In the last twenty or so years, the Club has revamped itself to attract the corporate sponsors who live around the metaphoric corner. To do this, its officers can’t say, “Hey, we’ve got a guy who’s searching for Thule Period Inuit sites on Jan Mayen Land.” The corporate types would blink their eyes uncomprehendingly. But those officers can say, “Here’s a guy who’s an aerospace biochemical engineer.” In fact, a Lowell Thomas Award was recently given to one such individual.

“Remote sensing” is a phrase that nowadays has considerable appeal to the Club’s technocratically-biased higher ups. As a prank, I sponsored a putative explorer named Albert Yetti, an Abominable Snowman expert who used remotesensing to find his subject so he wouldn’t have to leave his UpperEast Side abode. Albert Yetti would have been admitted to the Club if I hadn’t confessed that I created him.

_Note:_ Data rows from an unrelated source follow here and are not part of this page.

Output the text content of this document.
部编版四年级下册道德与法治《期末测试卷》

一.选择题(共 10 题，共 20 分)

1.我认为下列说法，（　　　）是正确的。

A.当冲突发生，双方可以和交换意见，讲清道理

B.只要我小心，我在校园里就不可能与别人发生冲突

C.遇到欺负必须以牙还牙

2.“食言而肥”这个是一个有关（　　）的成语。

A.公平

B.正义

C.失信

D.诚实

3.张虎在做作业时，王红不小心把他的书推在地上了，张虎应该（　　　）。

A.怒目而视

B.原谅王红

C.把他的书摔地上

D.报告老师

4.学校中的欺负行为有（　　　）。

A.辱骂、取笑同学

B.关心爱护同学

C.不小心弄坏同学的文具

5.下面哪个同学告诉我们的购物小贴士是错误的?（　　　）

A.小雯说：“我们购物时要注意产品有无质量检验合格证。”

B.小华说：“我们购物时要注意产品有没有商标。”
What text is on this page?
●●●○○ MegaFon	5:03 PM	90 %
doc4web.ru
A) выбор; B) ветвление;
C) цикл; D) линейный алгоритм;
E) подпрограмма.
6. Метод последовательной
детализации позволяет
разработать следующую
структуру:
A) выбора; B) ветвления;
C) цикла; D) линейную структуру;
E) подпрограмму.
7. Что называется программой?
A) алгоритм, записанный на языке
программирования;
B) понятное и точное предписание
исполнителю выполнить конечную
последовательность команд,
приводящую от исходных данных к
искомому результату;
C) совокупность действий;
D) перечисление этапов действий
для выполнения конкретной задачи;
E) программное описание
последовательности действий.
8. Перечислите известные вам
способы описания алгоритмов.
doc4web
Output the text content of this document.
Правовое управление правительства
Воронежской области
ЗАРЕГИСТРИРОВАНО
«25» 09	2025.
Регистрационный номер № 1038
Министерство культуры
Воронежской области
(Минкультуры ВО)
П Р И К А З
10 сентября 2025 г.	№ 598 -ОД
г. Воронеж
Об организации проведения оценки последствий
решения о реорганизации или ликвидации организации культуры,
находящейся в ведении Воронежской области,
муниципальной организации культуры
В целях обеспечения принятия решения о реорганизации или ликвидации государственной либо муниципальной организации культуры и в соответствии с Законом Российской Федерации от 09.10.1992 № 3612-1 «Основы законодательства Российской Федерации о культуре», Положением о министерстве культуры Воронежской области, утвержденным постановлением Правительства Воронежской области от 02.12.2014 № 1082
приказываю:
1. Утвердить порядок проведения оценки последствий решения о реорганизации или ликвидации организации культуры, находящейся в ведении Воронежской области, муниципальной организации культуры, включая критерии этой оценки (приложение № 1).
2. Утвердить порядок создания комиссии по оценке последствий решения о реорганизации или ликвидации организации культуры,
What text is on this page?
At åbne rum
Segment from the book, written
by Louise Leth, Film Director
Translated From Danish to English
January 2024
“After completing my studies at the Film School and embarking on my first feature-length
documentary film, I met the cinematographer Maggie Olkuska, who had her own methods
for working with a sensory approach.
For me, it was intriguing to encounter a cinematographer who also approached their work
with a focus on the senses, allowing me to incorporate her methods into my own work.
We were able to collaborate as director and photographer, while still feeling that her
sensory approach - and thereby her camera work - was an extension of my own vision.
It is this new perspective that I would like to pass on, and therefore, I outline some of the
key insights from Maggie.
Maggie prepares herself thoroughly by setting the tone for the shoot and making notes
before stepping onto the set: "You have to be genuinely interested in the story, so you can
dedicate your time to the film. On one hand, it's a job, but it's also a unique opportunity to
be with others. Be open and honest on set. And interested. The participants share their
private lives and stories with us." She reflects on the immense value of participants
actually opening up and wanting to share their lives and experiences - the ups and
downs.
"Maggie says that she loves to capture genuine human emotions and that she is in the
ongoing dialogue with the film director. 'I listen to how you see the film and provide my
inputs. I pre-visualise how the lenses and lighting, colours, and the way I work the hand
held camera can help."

I’ve been one of many members who hasn’t been eager to dance to the corporate drummer. A Club president — a fellow who put an anaerobic tent in his office and lived in it — did not appreciate our nay-saying and threatened to drag us, he said, “kicking and screaming into the 21st century.” To my mind, this is a lot like Henry Morton Stanley’s (of Stanley & Livingston fame) positive take on slaughtering his way across Africa to rescue Emin Pasha (who did not want to be rescued). “I opened it [Africa] to the civilizing influence of commercial enterprise,” Stanley said.

In 2017, I asked the Club whether I could give a presentation on my exploration of a remote part of Hudson Bay. “But you’re not an explorer,” I was told. This is true, if Elon Musk and Jeff Bezos, both of whom have won major awards from the Club, are regarded as explorers. After all, I’ve made 40+ expeditions to the Arctic and Subarctic, but I’m not a technology entrepreneur. Indeed, I have no association whatsoever with either Tesla Motors or Amazon. I have explored a part of the Amazon, but doesn’t count…nor does the fact that I’ve been a Fellow of the Club since 1990.

“You’re not an explorer” was the proverbial final straw, and I let my membership in the Explorers Club lapse. In doing so, I was in good company, for Conrad Anker, Paul Theroux, etc, have also let their memberships lapse. I’m now planning to join the Whiskey Explorers Club, which I suspect is a much healthier organization.